Rui Tavares defendeu que o país deve avançar com a regionalização.
O porta-voz do Livre Rui Tavares afirmou esta terça-feira que o seu partido quer ser a força política "mais bem preparada para governar", num discurso no qual defendeu que o país deve avançar com a regionalização.
"O papel do Livre, neste momento, na interação com o país é o de se tornar o partido mais bem preparado para governar o país. Isso não significa ter as respostas certas para tudo, nem ser sabichões.

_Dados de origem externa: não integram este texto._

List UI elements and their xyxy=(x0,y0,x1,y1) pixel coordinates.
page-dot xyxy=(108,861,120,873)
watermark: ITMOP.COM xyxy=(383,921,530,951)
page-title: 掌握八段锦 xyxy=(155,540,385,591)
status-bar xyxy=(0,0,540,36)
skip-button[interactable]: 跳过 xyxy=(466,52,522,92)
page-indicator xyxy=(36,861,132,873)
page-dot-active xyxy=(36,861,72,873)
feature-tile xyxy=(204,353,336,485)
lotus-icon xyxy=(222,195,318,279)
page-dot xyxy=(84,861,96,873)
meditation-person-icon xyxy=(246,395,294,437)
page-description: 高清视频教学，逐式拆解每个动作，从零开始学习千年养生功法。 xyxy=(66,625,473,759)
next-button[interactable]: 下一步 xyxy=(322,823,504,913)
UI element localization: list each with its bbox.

Mas saber fazer as melhores perguntas e aprender com quem falamos", sustentou Rui Tavares, na intervenção de encerramento das jornadas parlamentares do Livre, na Casa do Parlamento, em Lisboa, depois de um primeiro dia em Leiria.

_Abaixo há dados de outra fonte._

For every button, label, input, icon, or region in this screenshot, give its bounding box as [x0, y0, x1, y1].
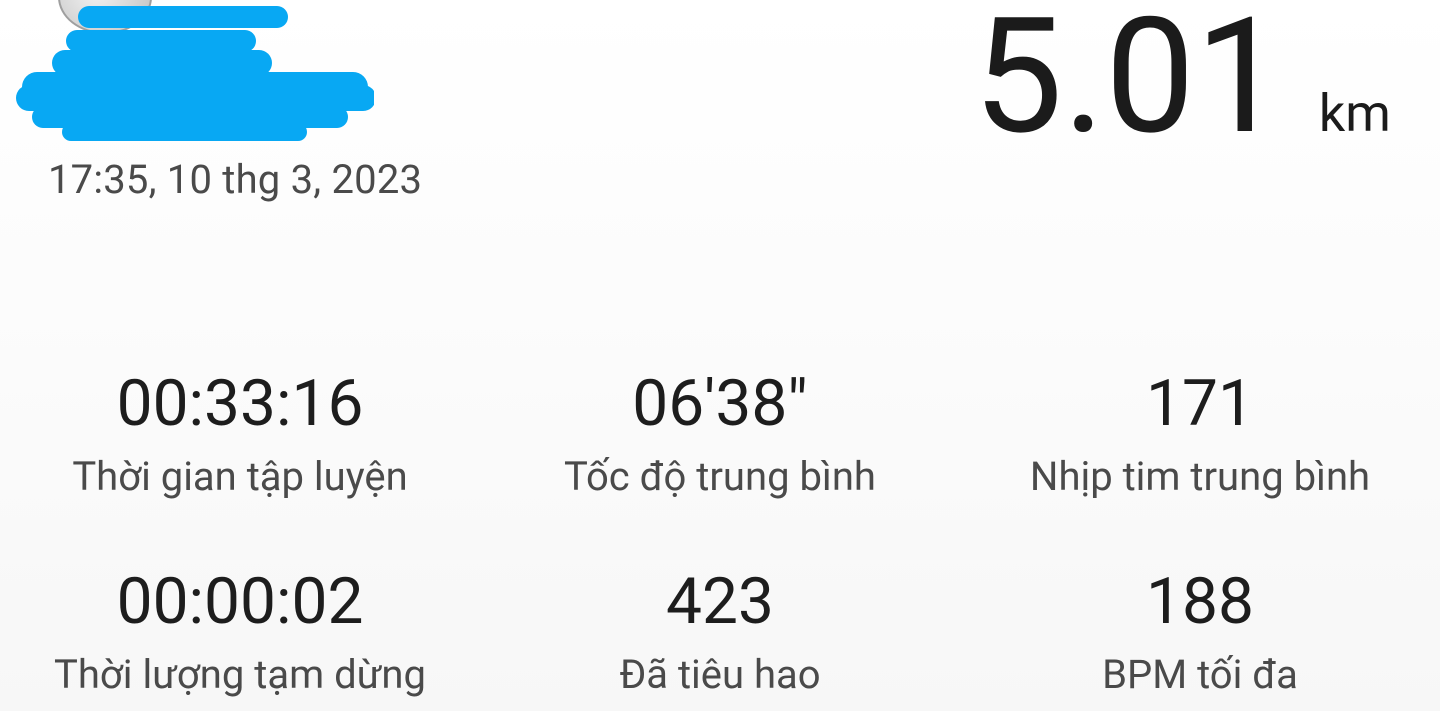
- stat-value: 423: [666, 564, 774, 639]
- stat-max-bpm: 188 BPM tối đa: [960, 567, 1440, 697]
- stat-value: 188: [1146, 564, 1254, 639]
- stat-average-heart-rate: 171 Nhịp tim trung bình: [960, 369, 1440, 499]
- stat-value: 171: [1146, 366, 1254, 441]
- stat-burned: 423 Đã tiêu hao: [480, 567, 960, 697]
- stat-label: Nhịp tim trung bình: [1029, 453, 1371, 500]
- stat-pause-duration: 00:00:02 Thời lượng tạm dừng: [0, 567, 480, 697]
- distance-unit: km: [1318, 83, 1391, 144]
- stat-workout-time: 00:33:16 Thời gian tập luyện: [0, 369, 480, 499]
- stat-label: Thời lượng tạm dừng: [54, 651, 426, 698]
- stat-value: 00:00:02: [116, 564, 364, 639]
- stat-label: Tốc độ trung bình: [564, 453, 876, 500]
- stat-label: BPM tối đa: [1102, 651, 1298, 698]
- workout-datetime: 17:35, 10 thg 3, 2023: [48, 156, 423, 203]
- workout-header: 17:35, 10 thg 3, 2023 5.01 km: [0, 0, 1440, 230]
- stat-label: Thời gian tập luyện: [72, 453, 408, 500]
- distance-summary: 5.01 km: [973, 0, 1391, 158]
- stat-label: Đã tiêu hao: [619, 651, 821, 698]
- stat-value: 06'38": [632, 366, 808, 441]
- stat-value: 00:33:16: [116, 366, 364, 441]
- distance-value: 5.01: [973, 0, 1285, 171]
- redaction-scribble: [16, 6, 374, 141]
- stat-average-speed: 06'38" Tốc độ trung bình: [480, 369, 960, 499]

O deputado recordou que o Livre tem um congresso agendado para o próximo mês, em Sintra, reunião magna que irá eleger os novos órgãos nacionais, e que este é o momento de "atualizar a ambição" que o partido tem para o país.
Além de fazer "as perguntas certas", Tavares salientou que o Livre deve dar "as respostas óbvias e evidentes quando o são".
"Uma delas é: porque raio, se no fim de cada pergunta e resposta que nos dão ouvimos que se Portugal tivesse regionalização podíamos fazer isto de forma diferente, os políticos andam há anos a evitar falar de regionalização?", questionou.
Na ótica do deputado, "já está mais do que na altura" de a sociedade portuguesa voltar a debater o tema seriamente e pronunciar-se sobre ele através de um referendo.
"Não temos medo de fazer as perguntas e ouvir as respostas que o povo tiver a dar-nos", acrescentou.
Depois de umas jornadas focadas nos efeitos das intempéries no país, nomeadamente na zona centro, e na preparação de Portugal para este tipo de fenómenos extremos, Rui Tavares insistiu na ideia de que a prevenção não é "um luxo" exclusivo a países estrangeiros.
O responsável voltou a insistir na necessidade de identificar o grau de resistência dos edifícios face a um sismo, considerando que esta é uma "informação que pode salvar vidas" e no combate à pobreza energética.
Rui Tavares defendeu ainda que "nem tudo tem que se resolver com um plano Marshall depois de uma catástrofe", contrapondo que a preparação para fenómenos extremos pode ser planeada gradualmente para que no final "o gasto seja menor".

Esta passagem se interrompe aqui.